Golda’s a watchable treatment of Meir's role during the October 1973 Yom Kippur War, when Israel was nearly overrun by Egypt and Syria before they turned the tide and fought to a stalemate. The war was a major Cold War skirmish, with the Americans and Soviets re-supplying the two sides, and led in the years afterward to the oil embargo. Those who are Israel history buffs will enjoy it.
The film uses a similar structure to Oppenheimer, in which the narrative cuts between different periods, including an interrogation taking place years after the main events. In both, about 95 of the action is people sitting in rooms talking. This isn't, however, nearly the cinematic achievement that Christopher Nolan's film was. Just as Oppenheimer featured a virtual who's-who of well-known American actors, Golda casts Israeli acting stalwarts as the top generals and ministers. Rami Heuberger is Moshe Dayan, Lior Ashkenazi is IDF chief David Elazar, and Ohad Knoller is Ariel Sharon.

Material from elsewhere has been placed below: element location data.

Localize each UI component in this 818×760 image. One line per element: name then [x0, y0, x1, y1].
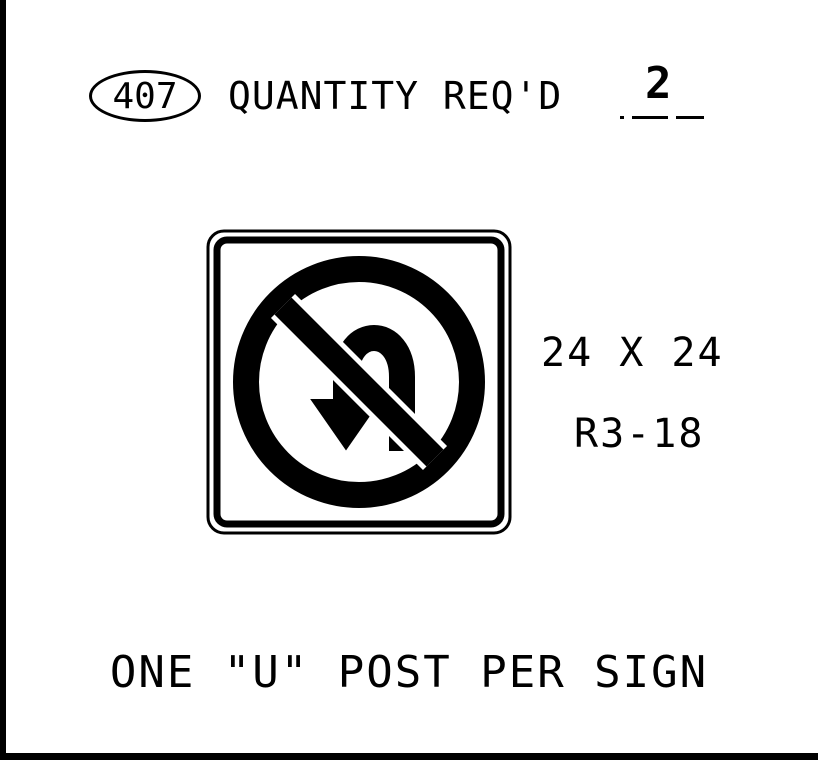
item-number-badge: 407: [89, 70, 201, 122]
quantity-underline: [632, 116, 668, 119]
frame-bottom-border: [0, 753, 818, 760]
quantity-label: QUANTITY REQ'D: [228, 74, 563, 118]
no-u-turn-icon: [206, 229, 512, 535]
frame-left-border: [0, 0, 6, 760]
sign-code: R3-18: [574, 411, 705, 457]
quantity-underline-dot: [620, 116, 624, 119]
item-number: 407: [112, 75, 178, 117]
post-note: ONE "U" POST PER SIGN: [109, 647, 709, 698]
sign-dimensions: 24 X 24: [541, 330, 724, 376]
sign-graphic: [206, 229, 512, 535]
drawing-frame: 407 QUANTITY REQ'D 2 24 X 24 R3-18 ONE "…: [0, 0, 818, 760]
quantity-underline-tail: [676, 116, 704, 119]
quantity-value: 2: [645, 58, 672, 109]
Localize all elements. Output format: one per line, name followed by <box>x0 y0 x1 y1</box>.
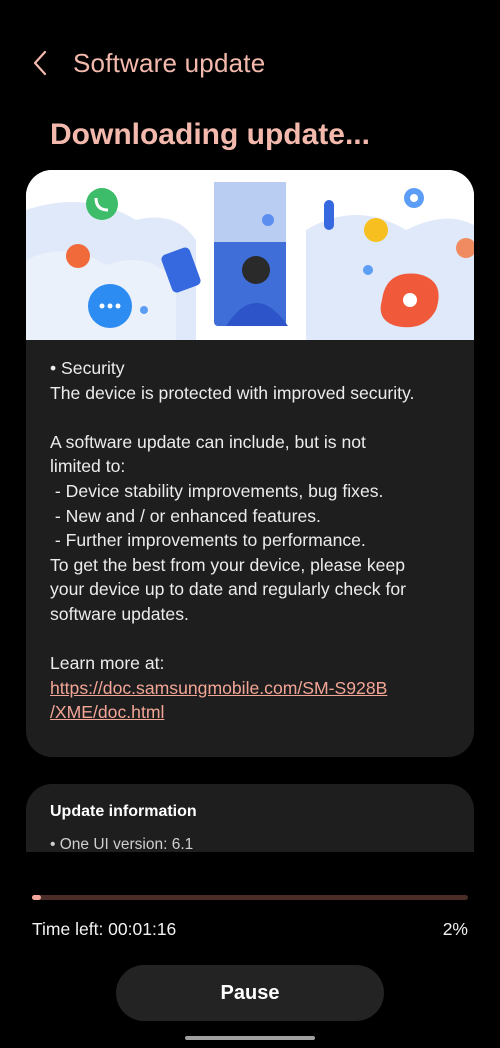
time-left-label: Time left: 00:01:16 <box>32 919 177 939</box>
update-information-card[interactable]: Update information • One UI version: 6.1 <box>26 784 474 852</box>
release-notes-text: • Security The device is protected with … <box>50 356 460 725</box>
learn-more-link-part2[interactable]: /XME/doc.html <box>50 700 460 725</box>
release-note-line: Learn more at: <box>50 653 165 674</box>
download-status-heading: Downloading update... <box>50 118 370 151</box>
release-note-line: To get the best from your device, please… <box>50 554 406 575</box>
release-note-line: software updates. <box>50 603 189 624</box>
release-note-line: limited to: <box>50 456 126 477</box>
home-indicator <box>185 1036 315 1040</box>
release-notes-card[interactable]: • Security The device is protected with … <box>26 170 474 757</box>
release-note-line: • Security <box>50 358 125 378</box>
release-note-line: - New and / or enhanced features. <box>50 505 321 526</box>
page-title: Software update <box>73 48 266 78</box>
chat-bubble-icon <box>88 284 132 328</box>
progress-fill <box>32 895 41 900</box>
back-arrow-icon[interactable] <box>26 48 56 78</box>
update-information-title: Update information <box>50 803 197 820</box>
release-note-line: The device is protected with improved se… <box>50 382 415 403</box>
update-illustration <box>26 170 474 340</box>
app-header: Software update <box>0 40 500 88</box>
one-ui-version: • One UI version: 6.1 <box>50 836 194 852</box>
phone-icon <box>86 188 118 220</box>
progress-percent: 2% <box>442 919 468 939</box>
release-note-line: - Further improvements to performance. <box>50 530 366 551</box>
settings-icon <box>404 188 424 208</box>
learn-more-link-part1[interactable]: https://doc.samsungmobile.com/SM-S928B <box>50 676 460 701</box>
release-note-line: A software update can include, but is no… <box>50 431 366 452</box>
release-note-line: - Device stability improvements, bug fix… <box>50 480 384 501</box>
pause-button[interactable]: Pause <box>116 965 384 1021</box>
download-progress-bar <box>32 895 468 900</box>
release-note-line: your device up to date and regularly che… <box>50 579 406 600</box>
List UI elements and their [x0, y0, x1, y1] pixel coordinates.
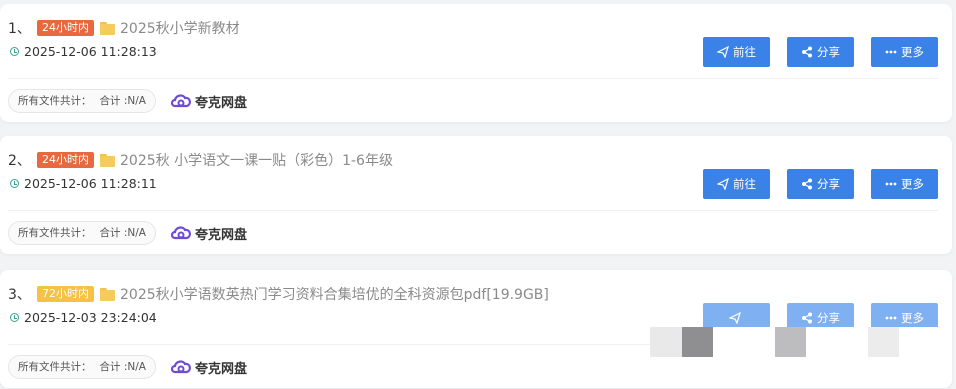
time-badge: 72小时内	[37, 286, 94, 302]
divider	[8, 210, 938, 211]
card-footer: 所有文件共计： 合计 :N/A 夸克网盘	[8, 355, 247, 379]
clock-icon	[10, 313, 19, 322]
share-icon	[801, 312, 813, 324]
item-index: 2、	[8, 153, 31, 169]
card-header: 3、 72小时内 2025秋小学语数英热门学习资料合集培优的全科资源包pdf[1…	[8, 284, 549, 304]
item-title[interactable]: 2025秋 小学语文一课一贴（彩色）1-6年级	[120, 150, 393, 170]
more-button[interactable]: 更多	[871, 169, 938, 199]
timestamp: 2025-12-03 23:24:04	[24, 310, 157, 325]
item-title[interactable]: 2025秋小学语数英热门学习资料合集培优的全科资源包pdf[19.9GB]	[120, 284, 549, 304]
total-label: 合计 :N/A	[99, 227, 146, 239]
ellipsis-icon	[885, 182, 897, 186]
provider-name: 夸克网盘	[194, 227, 247, 243]
provider-logo: 夸克网盘	[170, 92, 247, 111]
total-label: 合计 :N/A	[99, 361, 146, 373]
more-button[interactable]: 更多	[871, 37, 938, 67]
timestamp-row: 2025-12-03 23:24:04	[10, 310, 157, 325]
item-index: 1、	[8, 21, 31, 37]
clock-icon	[10, 47, 19, 56]
result-card: 2、 24小时内 2025秋 小学语文一课一贴（彩色）1-6年级 2025-12…	[0, 136, 952, 254]
card-footer: 所有文件共计： 合计 :N/A 夸克网盘	[8, 221, 247, 245]
timestamp-row: 2025-12-06 11:28:11	[10, 176, 157, 191]
send-icon	[717, 178, 729, 190]
ellipsis-icon	[885, 316, 897, 320]
go-button[interactable]: 前往	[703, 169, 770, 199]
go-label: 前往	[733, 45, 756, 59]
go-button[interactable]: 前往	[703, 37, 770, 67]
share-label: 分享	[817, 45, 840, 59]
file-summary-pill: 所有文件共计： 合计 :N/A	[8, 355, 156, 379]
more-label: 更多	[901, 311, 924, 325]
folder-icon	[100, 287, 115, 301]
card-footer: 所有文件共计： 合计 :N/A 夸克网盘	[8, 89, 247, 113]
share-button[interactable]: 分享	[787, 169, 854, 199]
time-badge: 24小时内	[37, 20, 94, 36]
provider-name: 夸克网盘	[194, 361, 247, 377]
card-header: 1、 24小时内 2025秋小学新教材	[8, 18, 240, 38]
timestamp: 2025-12-06 11:28:11	[24, 176, 157, 191]
file-summary-pill: 所有文件共计： 合计 :N/A	[8, 221, 156, 245]
share-label: 分享	[817, 311, 840, 325]
share-icon	[801, 46, 813, 58]
total-label: 合计 :N/A	[99, 95, 146, 107]
files-label: 所有文件共计：	[18, 361, 92, 373]
quark-cloud-icon	[170, 226, 191, 240]
provider-name: 夸克网盘	[194, 95, 247, 111]
quark-cloud-icon	[170, 360, 191, 374]
go-label: 前往	[733, 177, 756, 191]
result-card: 1、 24小时内 2025秋小学新教材 2025-12-06 11:28:13 …	[0, 4, 952, 122]
file-summary-pill: 所有文件共计： 合计 :N/A	[8, 89, 156, 113]
ellipsis-icon	[885, 50, 897, 54]
clock-icon	[10, 179, 19, 188]
files-label: 所有文件共计：	[18, 95, 92, 107]
more-label: 更多	[901, 177, 924, 191]
timestamp-row: 2025-12-06 11:28:13	[10, 44, 157, 59]
more-label: 更多	[901, 45, 924, 59]
provider-logo: 夸克网盘	[170, 224, 247, 243]
share-label: 分享	[817, 177, 840, 191]
share-button[interactable]: 分享	[787, 37, 854, 67]
send-icon	[728, 312, 741, 324]
card-header: 2、 24小时内 2025秋 小学语文一课一贴（彩色）1-6年级	[8, 150, 393, 170]
item-title[interactable]: 2025秋小学新教材	[120, 18, 240, 38]
time-badge: 24小时内	[37, 152, 94, 168]
send-icon	[717, 46, 729, 58]
share-icon	[801, 178, 813, 190]
folder-icon	[100, 153, 115, 167]
timestamp: 2025-12-06 11:28:13	[24, 44, 157, 59]
divider	[8, 78, 938, 79]
item-index: 3、	[8, 287, 31, 303]
files-label: 所有文件共计：	[18, 227, 92, 239]
quark-cloud-icon	[170, 94, 191, 108]
folder-icon	[100, 21, 115, 35]
provider-logo: 夸克网盘	[170, 358, 247, 377]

There’s also an American ringer, Liev Schreiber, who plays Henry Kissinger as probably the most convincing on-screen Kissinger since Paul Sorvino in Oliver Stone’s Nixon.
Golda appears to mostly stick with the historical record, with one exception: We see Kissinger woken up and told that he must deal with the crisis. And he's alone, contrary to his well-known proclivities with the ladies. But in fact, there's a whole paragraph in Garrett Graff's great Watergate: A History about how Richard Nixon, in the middle of Kissinger's meeting with lawmakers to brief them on the Yom Kippur War, kept interrupting to say that Kissinger, when the call came, was "in bed with a broad" and that "it's a terrible thing when you're with a girl and the Secret Service comes looking for you."
Beyond the cast, this is an extremely international production: It's set in Israel but shot in London, by the Israeli-American director Guy Nattiv, who won an Oscar in 2018 for the very disquieting short film Skin.
Between the Jewface flap and being a movie that takes Zionism at face value, Golda was sure to be controversial, and kick off spirited debates, especially among Jewish people. And the movie, just as its trailer did, uses Leonard Cohen's "Who By Fire"—a song whose lyrics come from the Yom Kippur liturgy—for a film about the Yom Kippur War. A fine Unetanneh Tokef in-joke for the Jewish people in the audience.